Marty la obligó a ponerse de pie, pero sus piernas se doblaban. La sostuvo rodeándola con los brazos.

—No me dejes —murmuró, enterrando la cara en su pelo—. Dios bendito, no me dejes.

De repente, Carys parpadeó.

—Marty —farfulló—. Marty.

Era ella: conocía demasiado su mirada para que el Europeo lo engañase.

—Has vuelto —dijo él.

No se hablaron durante unos minutos, tan solo se abrazaron. Cuando hablaron, ella no tenía fuerzas para revivir lo que había experimentado. Marty reprimió su curiosidad. Le bastaba saber que no los perseguía ningún diablo.

Tan solo un ser humano, viejo y privado de amor, dispuesto a derrumbar el mundo sobre su cabeza.

63

Así pues, tal vez tuvieran una posibilidad de sobrevivir, después de todo. Mamoulian era un hombre, a pesar de sus facultades antinaturales. Tal vez tuviera doscientos años, pero ¿qué eran unos cuantos años entre amigos?
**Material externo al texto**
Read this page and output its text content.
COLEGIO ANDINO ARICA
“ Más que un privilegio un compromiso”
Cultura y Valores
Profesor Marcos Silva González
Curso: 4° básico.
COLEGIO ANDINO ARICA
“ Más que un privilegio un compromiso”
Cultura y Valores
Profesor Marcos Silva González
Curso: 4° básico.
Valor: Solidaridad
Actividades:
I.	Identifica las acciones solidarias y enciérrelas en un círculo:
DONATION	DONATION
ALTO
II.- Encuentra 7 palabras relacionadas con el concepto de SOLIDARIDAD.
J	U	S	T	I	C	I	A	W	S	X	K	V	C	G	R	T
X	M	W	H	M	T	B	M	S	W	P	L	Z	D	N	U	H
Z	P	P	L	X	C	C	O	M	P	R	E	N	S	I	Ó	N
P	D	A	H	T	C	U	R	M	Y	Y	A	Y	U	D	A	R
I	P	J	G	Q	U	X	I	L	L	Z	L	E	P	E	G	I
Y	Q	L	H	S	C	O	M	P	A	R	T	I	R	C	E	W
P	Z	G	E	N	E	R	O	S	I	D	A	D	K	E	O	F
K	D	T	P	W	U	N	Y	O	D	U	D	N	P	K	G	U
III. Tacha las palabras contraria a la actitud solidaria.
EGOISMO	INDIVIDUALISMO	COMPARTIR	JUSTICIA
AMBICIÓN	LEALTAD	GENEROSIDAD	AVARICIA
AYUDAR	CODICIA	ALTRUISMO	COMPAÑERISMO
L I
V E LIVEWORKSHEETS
Lo prioritario era encontrar a papá y avisarle de lo que se proponía Mamoulian, y luego trazar el mejor plan que pudieran contra la ofensiva del Europeo. Si Whitehead no los ayudaba, esa era su prerrogativa. Por lo menos, Marty lo habría intentado, por los viejos tiempos. Y a la luz del asesinato de Charmaine y de Flynn, las fechorías de Whitehead no eran más que faltas de cortesía. Era sin duda el mal menor.